The tests of usefulness might include degree of utilization.  Our utilization 
has been about 8 to 9 thousand visits a year for several years (with some 
increase lately, perhaps due to EOL and wikipedia links for "iconic" taxa, a two 
a small lecture tour last summer) often from universities, emergency rooms, 
government agencies (from a very simple, free counter service).  In addition, 
we're aware that many amateur groups and individuals (mostly from North America, 
Europe, Japan, Australia and New Zealand) use the site regularly.

Length of time on the site once a visit has begun is also a possible metric of 
utility.  It is not uncommon for some visitors to be on the site for hours...on 
a regular basis.  While many visitors go to a single page (apparently to look at 
a picture for a second or two) and leave the site, we do have users who visit 
tens of pages per visit.  I suspect that a few users are actually printing out 
everything on the site (they're on the site every day for hours).
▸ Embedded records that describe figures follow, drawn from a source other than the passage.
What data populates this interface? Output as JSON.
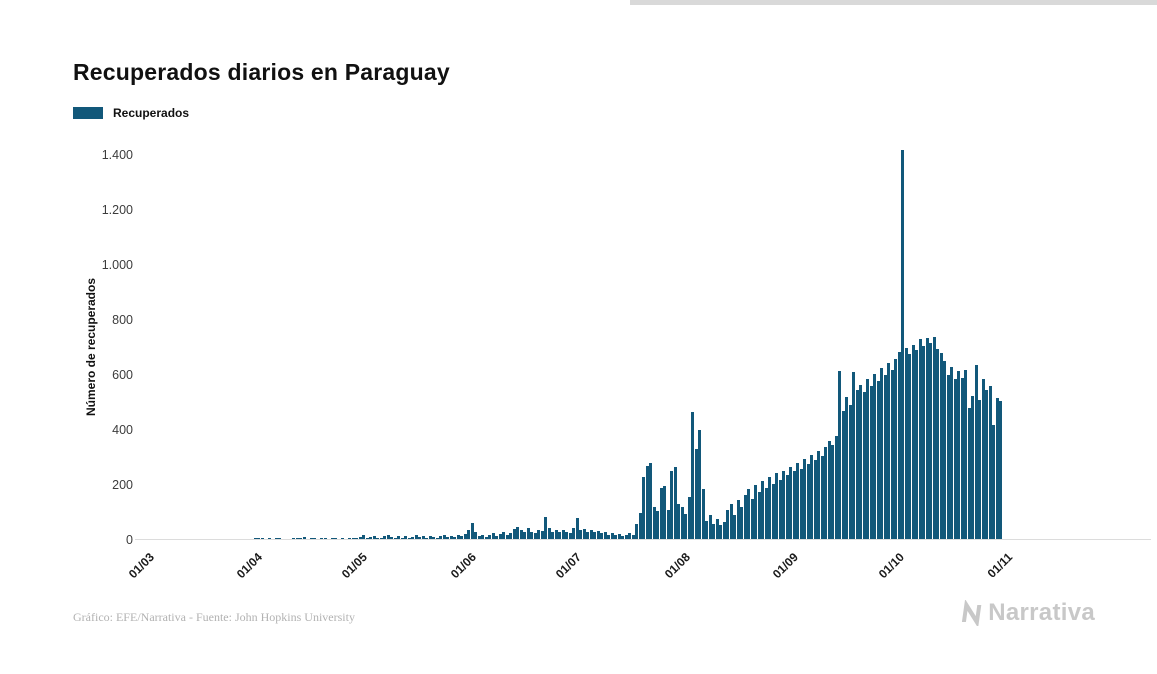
{
  "page": {
    "title": "Recuperados diarios en Paraguay",
    "footer_credit": "Gráfico: EFE/Narrativa - Fuente: John Hopkins University",
    "brand": "Narrativa"
  },
  "legend": {
    "label": "Recuperados",
    "color": "#12587a"
  },
  "chart_data": {
    "type": "bar",
    "title": "Recuperados diarios en Paraguay",
    "xlabel": "",
    "ylabel": "Número de recuperados",
    "ylim": [
      0,
      1400
    ],
    "grid": false,
    "legend_position": "top-left",
    "x_unit": "day",
    "x_range": "01/03 - 01/11",
    "y_ticks": [
      "0",
      "200",
      "400",
      "600",
      "800",
      "1.000",
      "1.200",
      "1.400"
    ],
    "x_ticks": [
      "01/03",
      "01/04",
      "01/05",
      "01/06",
      "01/07",
      "01/08",
      "01/09",
      "01/10",
      "01/11"
    ],
    "x_tick_positions": [
      0,
      31,
      61,
      92,
      122,
      153,
      184,
      214,
      245
    ],
    "n_slots": 246,
    "series": [
      {
        "name": "Recuperados",
        "color": "#12587a",
        "values": [
          0,
          0,
          0,
          0,
          0,
          0,
          0,
          0,
          0,
          0,
          0,
          2,
          0,
          0,
          3,
          0,
          0,
          2,
          0,
          0,
          0,
          3,
          0,
          0,
          2,
          0,
          0,
          0,
          2,
          0,
          3,
          8,
          6,
          9,
          5,
          7,
          4,
          6,
          8,
          3,
          5,
          0,
          6,
          9,
          7,
          12,
          5,
          8,
          6,
          4,
          7,
          9,
          5,
          8,
          6,
          3,
          7,
          5,
          9,
          6,
          8,
          12,
          18,
          8,
          10,
          14,
          6,
          9,
          16,
          20,
          11,
          8,
          13,
          9,
          15,
          7,
          12,
          18,
          10,
          14,
          9,
          16,
          11,
          8,
          13,
          19,
          12,
          15,
          10,
          17,
          13,
          22,
          35,
          62,
          28,
          15,
          20,
          12,
          18,
          25,
          14,
          22,
          30,
          18,
          25,
          40,
          48,
          35,
          28,
          42,
          30,
          25,
          38,
          32,
          85,
          45,
          30,
          38,
          28,
          35,
          30,
          25,
          45,
          80,
          35,
          40,
          30,
          38,
          28,
          32,
          25,
          30,
          20,
          25,
          18,
          22,
          15,
          20,
          25,
          18,
          60,
          100,
          230,
          270,
          280,
          120,
          105,
          190,
          195,
          110,
          250,
          265,
          130,
          120,
          95,
          155,
          465,
          330,
          400,
          185,
          70,
          90,
          60,
          75,
          55,
          65,
          110,
          130,
          90,
          145,
          120,
          165,
          185,
          150,
          200,
          175,
          215,
          190,
          230,
          205,
          245,
          220,
          250,
          235,
          265,
          250,
          280,
          260,
          295,
          275,
          310,
          290,
          325,
          305,
          340,
          360,
          345,
          380,
          615,
          470,
          520,
          490,
          610,
          545,
          565,
          540,
          585,
          560,
          605,
          580,
          625,
          600,
          645,
          620,
          660,
          685,
          1420,
          700,
          675,
          710,
          690,
          730,
          705,
          735,
          715,
          740,
          695,
          680,
          650,
          600,
          630,
          585,
          615,
          590,
          620,
          480,
          525,
          635,
          510,
          585,
          545,
          560,
          420,
          515,
          505
        ]
      }
    ]
  }
}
 From limited data on the homebase-systems of users that visit, I would say that 
the a few macromycete specialist taxonomists of the world visit occasionally, 
students use the site a great deal if their graduate studies relate to 
macrofungi or to the Amanitaceae, specifically.  Hospital emergency rooms go to 
check out what Amanita phalloides and Amanita bisporigera, etc. look like and, 
perhaps, to get a link to local poison control expertise.  We occasionally see 
government agency users (perhaps from departments related to public health, 
forestry, agriculture, etc.?).  Someone from a U.S. Navy site visits our pages 

We try to cover all the world's described species; but, of course, there are 
parts of the world that have more limited web access or have sufficient troubles 
in their lives that they aren't inclined to spend time on a specialist web site.
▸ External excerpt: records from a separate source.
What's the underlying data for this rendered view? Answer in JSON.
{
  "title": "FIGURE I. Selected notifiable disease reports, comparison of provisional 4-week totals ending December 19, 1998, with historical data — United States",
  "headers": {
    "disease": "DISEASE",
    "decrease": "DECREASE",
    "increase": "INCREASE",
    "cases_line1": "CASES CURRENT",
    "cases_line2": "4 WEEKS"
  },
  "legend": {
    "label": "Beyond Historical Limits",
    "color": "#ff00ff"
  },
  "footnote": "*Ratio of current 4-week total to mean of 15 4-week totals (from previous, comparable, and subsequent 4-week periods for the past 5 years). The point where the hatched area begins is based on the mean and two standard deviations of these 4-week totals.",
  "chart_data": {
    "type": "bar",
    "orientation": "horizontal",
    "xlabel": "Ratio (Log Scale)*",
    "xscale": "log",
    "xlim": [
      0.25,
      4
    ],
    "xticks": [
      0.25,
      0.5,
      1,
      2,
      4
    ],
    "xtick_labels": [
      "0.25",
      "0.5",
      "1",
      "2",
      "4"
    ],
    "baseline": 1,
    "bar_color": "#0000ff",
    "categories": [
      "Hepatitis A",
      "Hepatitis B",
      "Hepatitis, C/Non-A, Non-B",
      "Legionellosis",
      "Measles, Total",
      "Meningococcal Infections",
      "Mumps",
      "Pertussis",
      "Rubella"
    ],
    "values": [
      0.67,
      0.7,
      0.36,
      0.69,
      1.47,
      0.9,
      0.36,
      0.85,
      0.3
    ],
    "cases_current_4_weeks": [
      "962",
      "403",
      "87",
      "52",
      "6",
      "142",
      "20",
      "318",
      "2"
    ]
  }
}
While we haven't the resources to make a detailed study, we know that, in the 
last six months, we have had visitors from at least 72 countries from all 
continents and many island nations.  I would say that the data is good enough 
that we can easily figure out where there is a research interest in the 
Amanitaceae...when certain university users are on the site every weekday and 
weekends as well.

I think the site is of occasional interest to hundreds of visitors and of much 
greater interest to dozens of users.  Users who are quite frequently visiting 
the site make up, perhaps, 20 or so users during a given period of a few months. 
  Daily usage is highest during the Northern Hemisphere summer mushroom fruiting 
season.  In the Norther Hemisphere winter, the west coast usage rises; and the 
Southern Hemisphere usage also increases slightly.

As a soft-ware developer in one part of my life, I was always frustrated that 
users would try to find a work-around for a problem instead of calling to work 
out a really thorough solution.  Building species pages has a similar 
frustration to it.  You rarely meet or communicate with most of your 
users/readers.  You rarely get the benefit of a criticism to which you have the 
resources to actually respond.  "Good job," is nice to hear; but you don't make 
progress without a user creatively complaining.